Manuel Terra – Novembro de 2022
5 Comentários
almadense
Como está o Espada, Xipada, onde se concentravam para dançar kwela e outros géneros de música aos fins de semana largas centenas de nativos residentes, de onde saiu o dançarino/cantor Kid KId para o Leste Europeu? Abraço
Monica
Vivi la no xipamanine/mafalala ha 7 anos atras, bem recente! A única portuguesa mulunga. Nunca ninguem me tocou e respeitavam me.
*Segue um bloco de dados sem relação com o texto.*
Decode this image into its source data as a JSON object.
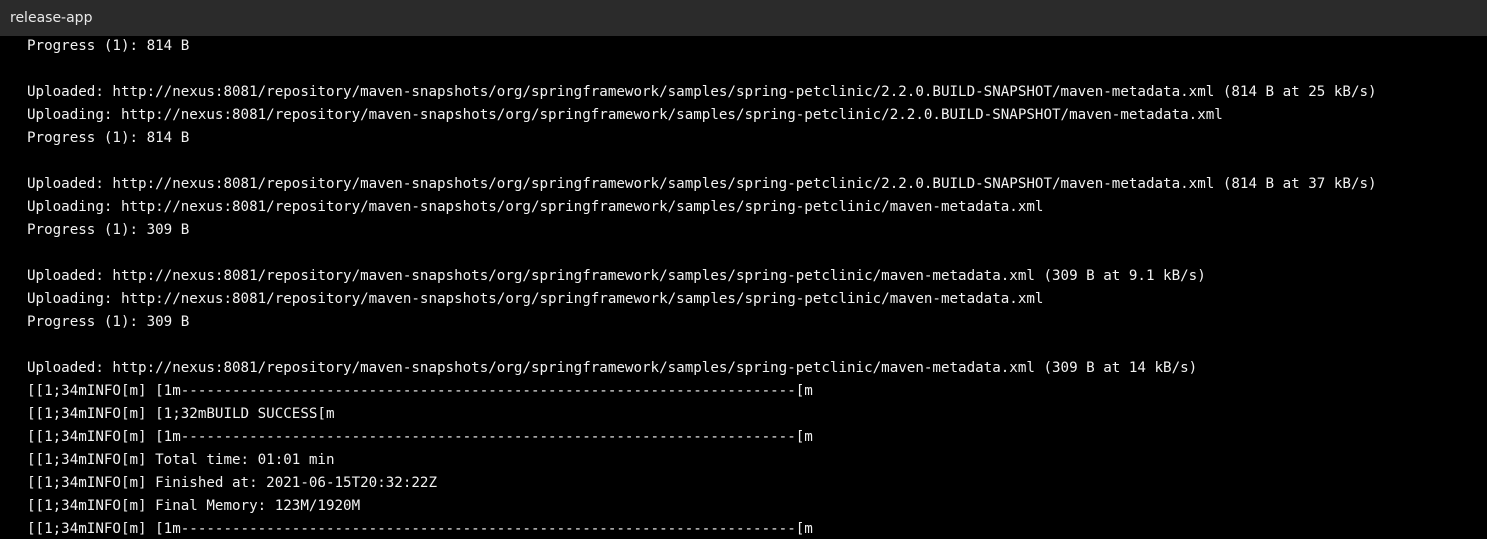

Agora em Portugal ha ja 6 anos.
MARIA MANUELA ANTUNES GALVÃO DE ALMEIDA
Kanimambo ao Manuel Terra por me fazer lembrar a minha terra!
lutafnoorali@gmail.com
Espetacular.
Na rua irmaos roby o meu irmao tinha lojas ,Sociedade Comercial do Indico. Empresa Vipra ao lado e em frente Kanji Dailal.
Estadio de futebol Da Mafalala. Mercado e cinema olimpia mais para frente. Em sentdo contrario alto mae.
Quantas saudades.Lutaf Noorali 962862977
Katali
Muito agradecido pela excelência da crónica que me fez reviver o passado no bairro antípoda do da Sommerchild, mas mais rico que este na pluralidade das Pessoas felizes com lágrimas…
Bem-haja narrativas fotográficas que nos fazem acreditar que a Terra gira ao contrário.